My parents divorced when I was young, and I lived with my mother and two older sisters, first in a nearly windowless apartment with pink shag carpet and a bathroom I was convinced was haunted ever since we had to open its door with a “skeleton” key. Dad lived a few miles out of town and, on the weekends, I would stay with him. At first, I didn't like my weekends at Dad’s house; there wasn’t much for me to do there if I didn’t bring a friend along and the house itself was run-down, cold, and (gasp) didn’t have cable. As I got older, though, I looked forward to the bad late-night TV and good late-night talks about our lives, Paul Harvey, and the wild kittens living in the garage. Then he’d bury me in heavy blankets on the couch (oh, what I wouldn’t give to relive one of those tuck-ins) and let me sleep as late as I wanted. Stays at his house became happy retreats where it didn’t matter that I wasn’t pretty or cool and when everything I said was important.
My dad was always there for me, as tired as the saying may be. When I was getting excited about Spanish in high school, Dad got excited with me. When I decided to stop eating meat, Dad made me egg sandwiches. When everyone else wanted to break the CD I bought at a concert and played nonstop since, Dad just asked me to play track 17 again.
Besides being a good father, Dad was a good person. One of the characteristics I admire most in people in a kindness to animals (it being completely unnecessary and unselfish) and my dad demonstrated it often. He once told me about a dog he had come across while working outside, and with a smile in his eyes said that she’d eat half of his lunch in a gulp and look up at him, demanding more.
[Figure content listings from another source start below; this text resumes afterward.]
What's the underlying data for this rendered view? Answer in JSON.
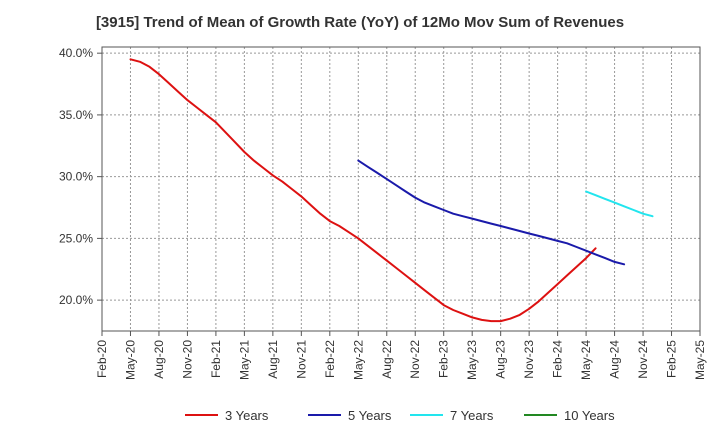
{
  "chart_data": {
    "type": "line",
    "title": "[3915]  Trend of Mean of Growth Rate (YoY) of 12Mo Mov Sum of Revenues",
    "xlabel": "",
    "ylabel": "",
    "x_ticks": [
      "Feb-20",
      "May-20",
      "Aug-20",
      "Nov-20",
      "Feb-21",
      "May-21",
      "Aug-21",
      "Nov-21",
      "Feb-22",
      "May-22",
      "Aug-22",
      "Nov-22",
      "Feb-23",
      "May-23",
      "Aug-23",
      "Nov-23",
      "Feb-24",
      "May-24",
      "Aug-24",
      "Nov-24",
      "Feb-25",
      "May-25"
    ],
    "y_ticks": [
      "40.0%",
      "35.0%",
      "30.0%",
      "25.0%",
      "20.0%"
    ],
    "y_tick_values": [
      40,
      35,
      30,
      25,
      20
    ],
    "ylim": [
      17.5,
      40.5
    ],
    "grid": true,
    "legend_position": "bottom",
    "series": [
      {
        "name": "3 Years",
        "color": "#dd1111",
        "start": "May-20",
        "values": [
          39.5,
          39.3,
          38.9,
          38.3,
          37.6,
          36.9,
          36.2,
          35.6,
          35.0,
          34.4,
          33.6,
          32.8,
          32.0,
          31.3,
          30.7,
          30.1,
          29.6,
          29.0,
          28.4,
          27.7,
          27.0,
          26.4,
          26.0,
          25.5,
          25.0,
          24.4,
          23.8,
          23.2,
          22.6,
          22.0,
          21.4,
          20.8,
          20.2,
          19.6,
          19.2,
          18.9,
          18.6,
          18.4,
          18.3,
          18.3,
          18.5,
          18.8,
          19.3,
          19.9,
          20.6,
          21.3,
          22.0,
          22.7,
          23.4,
          24.2
        ]
      },
      {
        "name": "5 Years",
        "color": "#1a1aaa",
        "start": "May-22",
        "values": [
          31.3,
          30.8,
          30.3,
          29.8,
          29.3,
          28.8,
          28.3,
          27.9,
          27.6,
          27.3,
          27.0,
          26.8,
          26.6,
          26.4,
          26.2,
          26.0,
          25.8,
          25.6,
          25.4,
          25.2,
          25.0,
          24.8,
          24.6,
          24.3,
          24.0,
          23.7,
          23.4,
          23.1,
          22.9
        ]
      },
      {
        "name": "7 Years",
        "color": "#22e5ee",
        "start": "May-24",
        "values": [
          28.8,
          28.5,
          28.2,
          27.9,
          27.6,
          27.3,
          27.0,
          26.8
        ]
      },
      {
        "name": "10 Years",
        "color": "#228822",
        "start": "Feb-25",
        "values": []
      }
    ]
  }
}
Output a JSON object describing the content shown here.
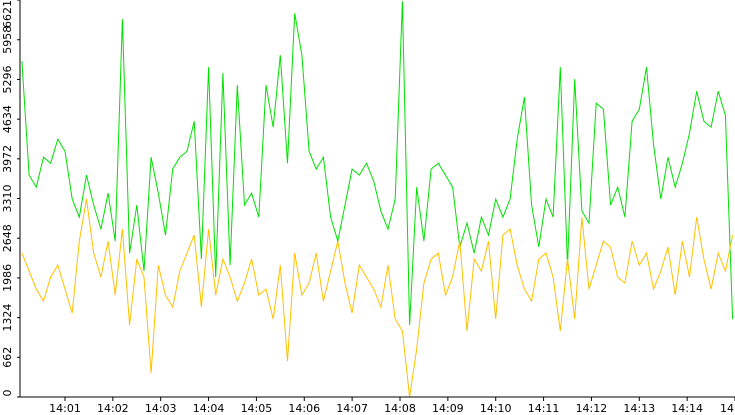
{
  "chart_data": {
    "type": "line",
    "x": [
      0.1,
      0.25,
      0.4,
      0.55,
      0.7,
      0.85,
      1,
      1.15,
      1.3,
      1.45,
      1.6,
      1.75,
      1.9,
      2.05,
      2.2,
      2.35,
      2.5,
      2.65,
      2.8,
      2.95,
      3.1,
      3.25,
      3.4,
      3.55,
      3.7,
      3.85,
      4,
      4.15,
      4.3,
      4.45,
      4.6,
      4.75,
      4.9,
      5.05,
      5.2,
      5.35,
      5.5,
      5.65,
      5.8,
      5.95,
      6.1,
      6.25,
      6.4,
      6.55,
      6.7,
      6.85,
      7,
      7.15,
      7.3,
      7.45,
      7.6,
      7.75,
      7.9,
      8.05,
      8.2,
      8.35,
      8.5,
      8.65,
      8.8,
      8.95,
      9.1,
      9.25,
      9.4,
      9.55,
      9.7,
      9.85,
      10,
      10.15,
      10.3,
      10.45,
      10.6,
      10.75,
      10.9,
      11.05,
      11.2,
      11.35,
      11.5,
      11.65,
      11.8,
      11.95,
      12.1,
      12.25,
      12.4,
      12.55,
      12.7,
      12.85,
      13,
      13.15,
      13.3,
      13.45,
      13.6,
      13.75,
      13.9,
      14.05,
      14.2,
      14.35,
      14.5,
      14.65,
      14.8,
      14.95
    ],
    "series": [
      {
        "color": "#00e000",
        "values": [
          5600,
          3700,
          3500,
          4000,
          3900,
          4300,
          4100,
          3300,
          3000,
          3700,
          3200,
          2800,
          3400,
          2600,
          6300,
          2400,
          3200,
          2100,
          4000,
          3400,
          2700,
          3800,
          4000,
          4100,
          4600,
          2300,
          5500,
          2000,
          5400,
          2200,
          5200,
          3200,
          3400,
          3000,
          5200,
          4500,
          5700,
          3900,
          6400,
          5700,
          4100,
          3800,
          4000,
          3000,
          2600,
          3200,
          3800,
          3700,
          3900,
          3600,
          3100,
          2800,
          3300,
          6600,
          1200,
          3500,
          2600,
          3800,
          3900,
          3700,
          3500,
          2500,
          2900,
          2400,
          3000,
          2700,
          3300,
          3000,
          3300,
          4300,
          5000,
          3200,
          2500,
          3300,
          3000,
          5500,
          2200,
          5300,
          3100,
          2900,
          4900,
          4800,
          3200,
          3500,
          3000,
          4600,
          4800,
          5500,
          4200,
          3300,
          4000,
          3500,
          3900,
          4400,
          5100,
          4600,
          4500,
          5100,
          4700,
          1300
        ]
      },
      {
        "color": "#ffc000",
        "values": [
          2400,
          2100,
          1800,
          1600,
          2000,
          2200,
          1800,
          1400,
          2600,
          3300,
          2400,
          2000,
          2600,
          1700,
          2800,
          1200,
          2300,
          2000,
          400,
          2200,
          1700,
          1500,
          2100,
          2400,
          2700,
          1500,
          2800,
          1700,
          2300,
          2000,
          1600,
          1900,
          2300,
          1700,
          1800,
          1300,
          2200,
          600,
          2400,
          1700,
          1900,
          2400,
          1600,
          2100,
          2600,
          1900,
          1400,
          2200,
          2000,
          1800,
          1500,
          2200,
          1300,
          1100,
          0,
          800,
          1900,
          2300,
          2400,
          1700,
          2000,
          2600,
          1100,
          2300,
          2100,
          2600,
          1300,
          2700,
          2800,
          2200,
          1800,
          1600,
          2300,
          2400,
          2000,
          1100,
          2300,
          1300,
          3000,
          1800,
          2200,
          2600,
          2500,
          2000,
          1900,
          2600,
          2200,
          2400,
          1800,
          2100,
          2500,
          1700,
          2600,
          2000,
          3000,
          2300,
          1800,
          2400,
          2100,
          2700
        ]
      }
    ],
    "xlim": [
      0.06,
      15
    ],
    "xticks": [
      {
        "value": 1,
        "label": "14:01"
      },
      {
        "value": 2,
        "label": "14:02"
      },
      {
        "value": 3,
        "label": "14:03"
      },
      {
        "value": 4,
        "label": "14:04"
      },
      {
        "value": 5,
        "label": "14:05"
      },
      {
        "value": 6,
        "label": "14:06"
      },
      {
        "value": 7,
        "label": "14:07"
      },
      {
        "value": 8,
        "label": "14:08"
      },
      {
        "value": 9,
        "label": "14:09"
      },
      {
        "value": 10,
        "label": "14:10"
      },
      {
        "value": 11,
        "label": "14:11"
      },
      {
        "value": 12,
        "label": "14:12"
      },
      {
        "value": 13,
        "label": "14:13"
      },
      {
        "value": 14,
        "label": "14:14"
      },
      {
        "value": 15,
        "label": "14"
      }
    ],
    "ylim": [
      0,
      6621
    ],
    "yticks": [
      0,
      662,
      1324,
      1986,
      2648,
      3310,
      3972,
      4634,
      5296,
      5958,
      6621
    ],
    "grid": false
  }
}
Corky was the sweetest little dog, he said, but her owners didn’t seem to care for her much, so he took her in and paid $35 he couldn’t afford to have her spayed. Now, in her grey-muzzle years, she lives with my adoring mom and step-dad; it still makes me smile to think of how lucky she was to beg from Daddy. And while all my uncles’ cars were draped in limp deer carcasses every November, I never knew my father as a hunter. One day, he told me why: while hunting squirrels as a younger man, he chased one into a hole, shoved his gun in after it, knowing he had won, and prepared to shoot. But then it started to whimper and Dad couldn’t bring himself to kill the scared little animal. From then on, the only hunting my daddy did was for mushrooms.
Dad was the nicest guy I’ve known, and in every of my life’s ups and downs, I feel him being gone. I wish I had more of him than a little silver ring he gave my mom when they were in love, a pair of overalls in the closet, and the bit of him I hope to see in myself. When I go home, I wish I were going to his house instead of past it to his little plot in the cemetery. I wish I could share with him Hank Williams, III’s music, vanilla soymilk, and the dream I had last night about polar bears. Most of all, I wish I were writing this about how great my dad is, and not feeling the sting of using the past tense.